Millions of young people under 25 across the UK will be feeling left out of the Summer Budget delivered to Parliament on Friday 14th July 2015. The first budget of this Parliament saw the end of university maintenance grants and saw a new minimum wage re-branded as a ‘living wage’ introduced for everyone – except young people under 25!
The Chancellor, George Osborne MP, also announced that a new loan will replace university grants – a vital source of support for young adults who are really in need of support to get through University. The British Youth Council are opposed to tuition fees and loans (preferring the system in place in Scotland) and have been highlighting that debt has been putting off many from applying to University. But we also oppose this new plan and believe student grants should be safeguarded and more importantly they should be in line with the current cost of living. The grants are for young people who are real need of financial support through higher education and we can’t support the removal of that safety net.
The new compulsory ‘living wage’ proposed by the Government at £7.20 is good news for those over 25 despite being lower than the living wage advised by the Living Wage Foundation. However young people aged between 21-24 earning (with the planned 20p increase) £1.15 less than the living wage; those 18-20 £2.67 less; under 18s £4.06 less and finally apprentices who will be left with £5.12 less. This may not sound like a lot but this amounts to thousands of pounds a year and leaves young people unable to go about their day-to-day activity leading a healthy lifestyle.
The morning after the budget, British Youth Council Trustee, Mariam Waseem and Minhaz Abedin, Member of Youth Parliament responded to The Chancellor of the Exchequer, George Osborne’s new budget live on BBC Breakfast.

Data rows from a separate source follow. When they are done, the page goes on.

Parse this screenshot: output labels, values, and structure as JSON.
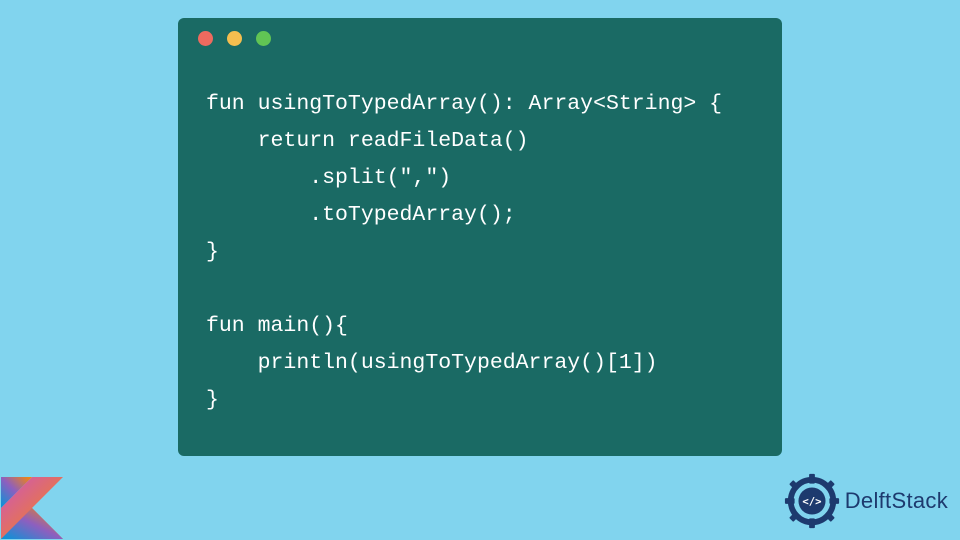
{
  "code": {
    "line1": "fun usingToTypedArray(): Array<String> {",
    "line2": "    return readFileData()",
    "line3": "        .split(\",\")",
    "line4": "        .toTypedArray();",
    "line5": "}",
    "line6": "",
    "line7": "fun main(){",
    "line8": "    println(usingToTypedArray()[1])",
    "line9": "}"
  },
  "branding": {
    "delft_label": "DelftStack"
  },
  "window": {
    "dots": [
      "close",
      "minimize",
      "zoom"
    ]
  }
}
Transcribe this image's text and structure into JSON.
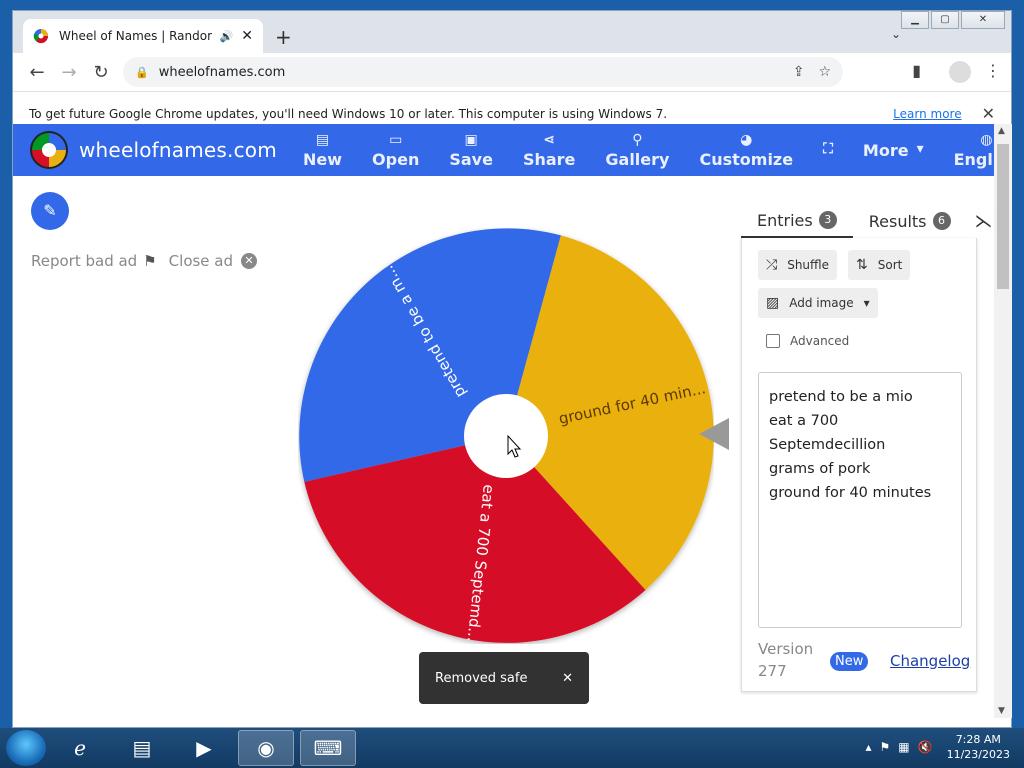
{
  "browser": {
    "tab_title": "Wheel of Names | Random n",
    "url": "wheelofnames.com",
    "infobar_text": "To get future Google Chrome updates, you'll need Windows 10 or later. This computer is using Windows 7.",
    "infobar_link": "Learn more"
  },
  "app": {
    "brand": "wheelofnames.com",
    "menu": [
      {
        "label": "New",
        "icon": "file-icon"
      },
      {
        "label": "Open",
        "icon": "folder-icon"
      },
      {
        "label": "Save",
        "icon": "save-icon"
      },
      {
        "label": "Share",
        "icon": "share-icon"
      },
      {
        "label": "Gallery",
        "icon": "search-icon"
      },
      {
        "label": "Customize",
        "icon": "palette-icon"
      },
      {
        "label": "",
        "icon": "fullscreen-icon"
      },
      {
        "label": "More",
        "icon": "caret-down-icon"
      },
      {
        "label": "English",
        "icon": "globe-icon"
      }
    ],
    "report_ad": "Report bad ad",
    "close_ad": "Close ad"
  },
  "wheel": {
    "slices": [
      {
        "label": "pretend to be a m...",
        "color": "#3369e8"
      },
      {
        "label": "ground for 40 min...",
        "color": "#eab011"
      },
      {
        "label": "eat a 700 Septemd...",
        "color": "#d50f25"
      }
    ]
  },
  "toast": {
    "text": "Removed safe",
    "close": "✕"
  },
  "sidebar": {
    "tab_entries": "Entries",
    "entries_count": "3",
    "tab_results": "Results",
    "results_count": "6",
    "shuffle": "Shuffle",
    "sort": "Sort",
    "add_image": "Add image",
    "advanced": "Advanced",
    "entries_lines": [
      "pretend to be a mio",
      "eat a 700 Septemdecillion",
      "grams of pork",
      "ground for 40 minutes"
    ],
    "version_label": "Version",
    "version_number": "277",
    "new_label": "New",
    "changelog": "Changelog"
  },
  "taskbar": {
    "time": "7:28 AM",
    "date": "11/23/2023"
  }
}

During the interview with the BBC’s Steph McGovern, Mariam Waseem, Trustee of the British Youth Council said: “I feel like young people have faced the brunt of the budget and they’ve not got a good deal at all.” When asked what she felt the biggest problem was she responded: “Well I say for me, I’d say the maintenance grant being scrapped. I know a lot of young people that rely on that. Myself included and it will deter a lot of people from low income backgrounds from going to university.”
Minhaz Abedin, Member of Youth Parliament for Leeds then went on to comment on the new proposed compulsory living wage for over 25s saying: “It’s a great leap for the Government to move to a living wage but even then it is still lower what charities and organisations are telling us [it should be]. In terms of it only being for people over 25, that is even more concerning.”
The British Youth Council plans to still advocate for a better deal for young people working, living and studying in the UK. An equal living wage for all was chosen as a priority issue by our members in the lead up to the General Election and will continue to be an issue of importance throughout this Parliament.